Below are some interesting quotes from this chapter:
- Margin of safety is all about the price.
The margin of safety is always dependent on the price paid.
..most of the fair-weather investments, acquired at fair-weather prices, are destined to suffer disturbing price declines when the horizon clouds over—and often sooner than that...the investor [cannot] count with confidence on an eventual recovery—although this does come about in some proportion of the cases—for he has never had a real safety margin to tide him through adversity.
- The margin of safety acts as an insurance against bad luck.
The margin-of-safety idea becomes much more evident when we apply it to the field of undervalued or bargain securities. We have here, by definition, a favorable difference between price on the one hand and indicated or appraised value on the other. That difference is the safety margin. It is available for absorbing the effect of miscalculations or worse than average luck. The buyer of bargain issues places particular emphasis on the ability of the investment to withstand adverse developments.
- Diversification goes hand in hand with the margin-of-safety principle.
Diversification is an established tenet of conservative investment. By accepting it so universally, investors are really demonstrating their acceptance of the margin-of-safety principle, to which diversification is the companion.
- The margin of safety is the key difference between investing and speculation.
We suggest that the margin-of-safety concept may be used to advantage as the touchstone to distinguish an investment operation from a speculative one.

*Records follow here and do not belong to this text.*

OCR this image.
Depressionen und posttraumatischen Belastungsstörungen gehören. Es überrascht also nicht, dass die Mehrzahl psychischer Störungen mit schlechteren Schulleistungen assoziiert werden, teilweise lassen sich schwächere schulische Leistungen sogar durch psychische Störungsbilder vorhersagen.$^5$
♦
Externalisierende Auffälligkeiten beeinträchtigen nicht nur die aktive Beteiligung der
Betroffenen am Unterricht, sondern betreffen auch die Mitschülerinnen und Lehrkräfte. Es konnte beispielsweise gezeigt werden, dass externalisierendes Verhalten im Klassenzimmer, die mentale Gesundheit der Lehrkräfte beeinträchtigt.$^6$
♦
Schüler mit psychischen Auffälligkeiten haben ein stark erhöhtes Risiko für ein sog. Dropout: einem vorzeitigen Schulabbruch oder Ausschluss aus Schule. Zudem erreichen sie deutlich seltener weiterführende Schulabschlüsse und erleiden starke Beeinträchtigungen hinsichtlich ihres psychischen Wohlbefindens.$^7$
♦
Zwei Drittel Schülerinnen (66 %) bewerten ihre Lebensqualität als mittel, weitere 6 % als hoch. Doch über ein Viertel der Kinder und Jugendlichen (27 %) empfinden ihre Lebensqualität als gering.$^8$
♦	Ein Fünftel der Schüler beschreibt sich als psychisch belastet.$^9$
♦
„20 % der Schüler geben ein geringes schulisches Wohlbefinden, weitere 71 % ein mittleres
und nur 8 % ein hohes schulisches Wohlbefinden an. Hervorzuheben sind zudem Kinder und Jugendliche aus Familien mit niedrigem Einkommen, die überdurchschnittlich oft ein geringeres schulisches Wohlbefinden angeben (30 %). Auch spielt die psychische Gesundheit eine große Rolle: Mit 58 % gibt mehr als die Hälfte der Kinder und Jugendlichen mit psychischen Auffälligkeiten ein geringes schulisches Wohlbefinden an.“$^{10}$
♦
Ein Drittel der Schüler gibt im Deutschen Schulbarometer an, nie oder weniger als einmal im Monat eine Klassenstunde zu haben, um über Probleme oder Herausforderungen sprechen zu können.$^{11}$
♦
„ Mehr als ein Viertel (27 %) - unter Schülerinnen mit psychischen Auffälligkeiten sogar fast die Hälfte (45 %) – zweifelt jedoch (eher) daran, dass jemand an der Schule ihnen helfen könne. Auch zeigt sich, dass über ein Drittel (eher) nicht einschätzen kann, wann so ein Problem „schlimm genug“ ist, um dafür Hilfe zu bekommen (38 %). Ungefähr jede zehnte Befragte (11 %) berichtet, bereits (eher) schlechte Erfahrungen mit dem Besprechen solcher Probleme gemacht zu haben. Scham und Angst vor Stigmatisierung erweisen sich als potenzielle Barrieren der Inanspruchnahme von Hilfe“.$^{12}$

- Price, and not quality, is the ultimate determinant of returns.
It is our argument that a sufficiently low price can turn a security of mediocre quality into a sound investment opportunity
- Value investing, while less exciting, can provide consistent returns with lower risk. Other strategies require more effort and luck to outperform consistently.
To achieve satisfactory investment results is easier than most people realize; to achieve superior results is harder than it looks.
Here are some thought-provoking excerpts from Jason Zweig's commentary on this chapter:
When he was asked to sum up everything he had learned in his long career about how to get rich, the legendary financier J. K. Klingenstein of Wertheim & Co. answered simply: “Don’t lose.”
You should always remember, in the words of the psychologist Paul Slovic, that “risk is brewed from an equal dose of two ingredients— probabilities and consequences.”
Simply by keeping your holdings permanently diversified, and refusing to fling money at Mr. Market’s latest, craziest fashions, you can ensure that the consequences of your mistakes will never be catastrophic.